Radiography professionals across England are preparing to take strike action for a second time, after talks between government ministers and the Society of Radiographers broke down, owing to the government's unwillingness to alter its position.
The Society will take strike action for 24 hours, from 8am on Tuesday 3 October to 8am on Wednesday 4 October, alongside junior doctors and consultants.
Thousands of our members voted in favour of strike action earlier this summer, and participated in a 48-hour strike from 25 to 27 July. Our radiography professionals are responsible for a range of critical healthcare services, including carrying out X-rays, MRI and CT scans, ultrasounds and breast screening, as well as radiotherapy for cancer patients.
Following the strikes in July, we were invited to discussions with Government ministers on 5 September.
Dean Rogers, SoR director of industrial strategy, said: “The government’s plans to open new community diagnostic centres and to cut cancer waiting lists all rely on having a strong radiography workforce – which means recruiting and retaining more radiographers.
“In addition to asking for a pay increase, we proposed offering either golden handshakes for new radiographers or a reduced working week for the entire profession – both aimed at improving working conditions for the profession.
“But ministers rejected our proposals outright, refusing even to discuss ways to make the profession more attractive to its current workforce or to new recruits. Nothing in the discussion gave us confidence that the government would be willing to move from its current position.
“We didn’t want to find ourselves back here again. But, with regret, we feel we have no choice but to take further strike action.”
Nine out of 10 patients in the NHS are supported by a radiography professional. But too few are being recruited or retained right now. As a result, a million patients are currently waiting to be seen by a radiographer – often delaying vital diagnosis and treatment for months.
Mr Rogers said: “Taking strike action is never an easy decision. This is especially true for radiography professionals, who dedicate themselves to providing the best possible care for patients – despite working long hours for pay that has been falling behind average wages for years.
“The average weekly earnings for our members have only increased by 23 per cent since 2008 – compared with an average weekly increase of 55 per cent.
“Many radiography professionals are feeling burnt out by low pay and increased hours. They’re leaving the NHS, and they are not being replaced in adequate numbers.
“The government agreed to support a 6.5 per cent pay increase for other public-sector workers. This only highlights how inadequate and unfair the NHS 5 per cent deal is.
“We will not allow those working in the NHS to become the poor relations among public sector workers. Radiography professionals should be offered a 6.5 to 7 per cent increase, in line with other public sector workers.
“If the government wants to reduce NHS waiting lists and ensure that patients receive the treatment they need, when they need it, then it must urgently prioritise the recruitment and retention of radiography professionals. This means making a commitment to ensure pay restoration and provide more for the radiography workforce without delay.
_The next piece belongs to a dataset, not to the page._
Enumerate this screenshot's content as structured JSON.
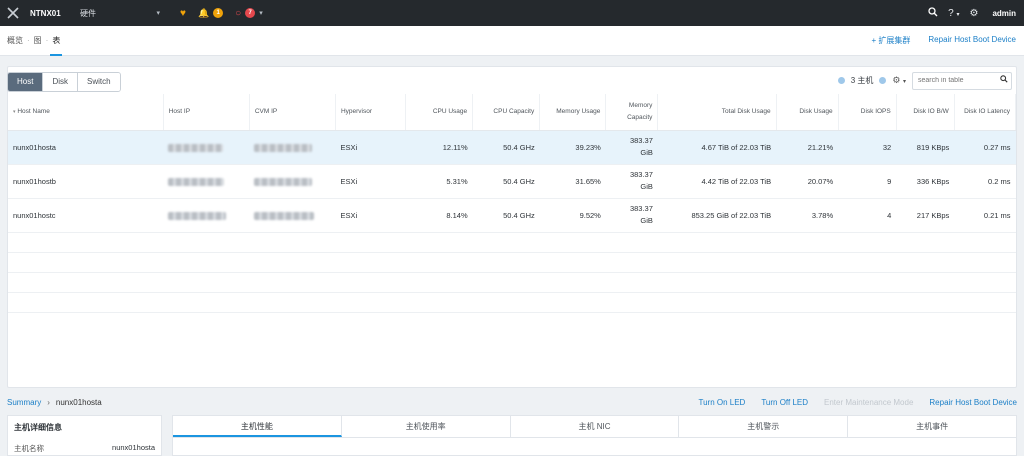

“But ministers persist in saying that they cannot offer us anything more – after the government failed to offer a solution to the current recruitment and retention crisis. Therefore, we are left with no choice but to take further strike action.”
Because of the statutory thresholds imposed on essential workers’ industrial-action ballots, there are 37 NHS trusts where members have a mandate to strike. These trusts include Nottingham University Hospitals, University Hospitals Bristol and Weston, and East Suffolk and North Essex, which is in health minister Will Quince’s constituency.
Our members in Northern Ireland have also voted in favour of strike action, and we plan to take our members out for 48 hours at every NI Trust from 8am Thursday 21 to 8am on Saturday 22 September.
In both England and NI, the government could avert strikes, reduce waiting lists, save lives and save taxpayers’ money if the workforce plan included a fair starting salary for radiography professionals, as well as a move to restore pay levels for current staff over several years, from the 2023-24 pay award onwards. This would help to reduce pressure on members to take on excessive overtime hours and keep radiography professionals within the NHS.
Mr Rogers said: “Strike action is a last resort. But our members have demonstrated that they believe they have no alternative, because the government won’t take the action needed to address their concerns.
“Our members deserve better. Our patients deserve better.”